(** This is strange, I posted this in reply to a question, and it appears to have opened a new thread. Also, I cannot find the question in the community anymore. Not sure what happened. Sorry. The question was how to prove that Sum[2 i, {i, 1, n}] == n^2 + n **)
Hi there,
that looks very much like a standard homework problem. In fact Mathematica can do that in one step:
Simplify[Sum[2 i, {i, 1, n}] == n^2 + n]
evaluates to True, so it is correct. But you are probably asked to write the proof in a more standard form. So, for a proof by induction you need to check the statement for a starting value, here $n=1$.
Left hand side:
Sum[2 i, {i, 1, n}] /. n -> 1
gives 2.
Right hand side:
n^2 + n /. n -> 1
gives 2 as well.
Next you need to show that if statement is true for any $n$ then it must be true for $n+1$, too.
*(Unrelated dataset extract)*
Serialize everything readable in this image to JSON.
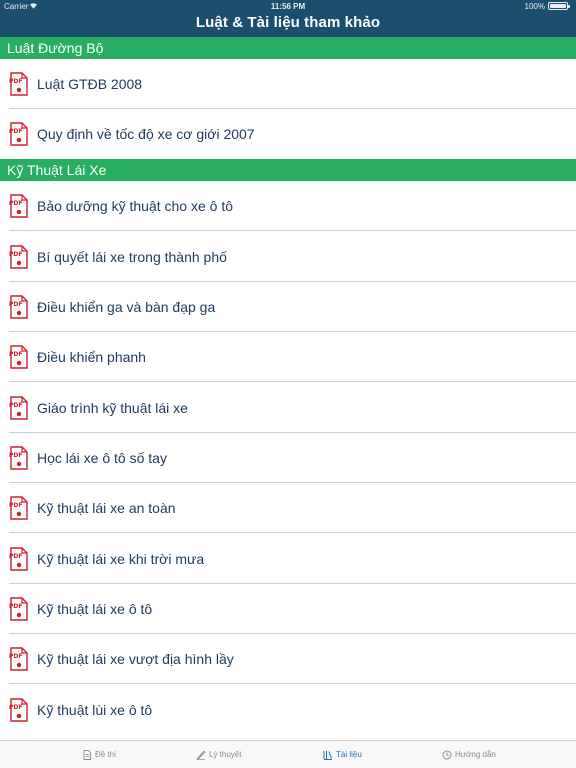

So,
Simplify[Sum[2 i, {i, 1, n}] + 2 (n + 1)]
needs to equal
Simplify[(n^2 + n) /. n -> n + 1]
evaluating the two last commands gives both times $2+3 n + n^2$, so that they are equal. Note that this is mathematically speaking a bit dodgy because Mathematica already knows the result of the sum:
Expand[Sum[2 i, {i, 1, n}]]
Internally, Mathematica will probably not do the same steps of the argument that you would do on a sheet of paper. WRI are however very interested in automated theorem proving, which you can see in this blog entry.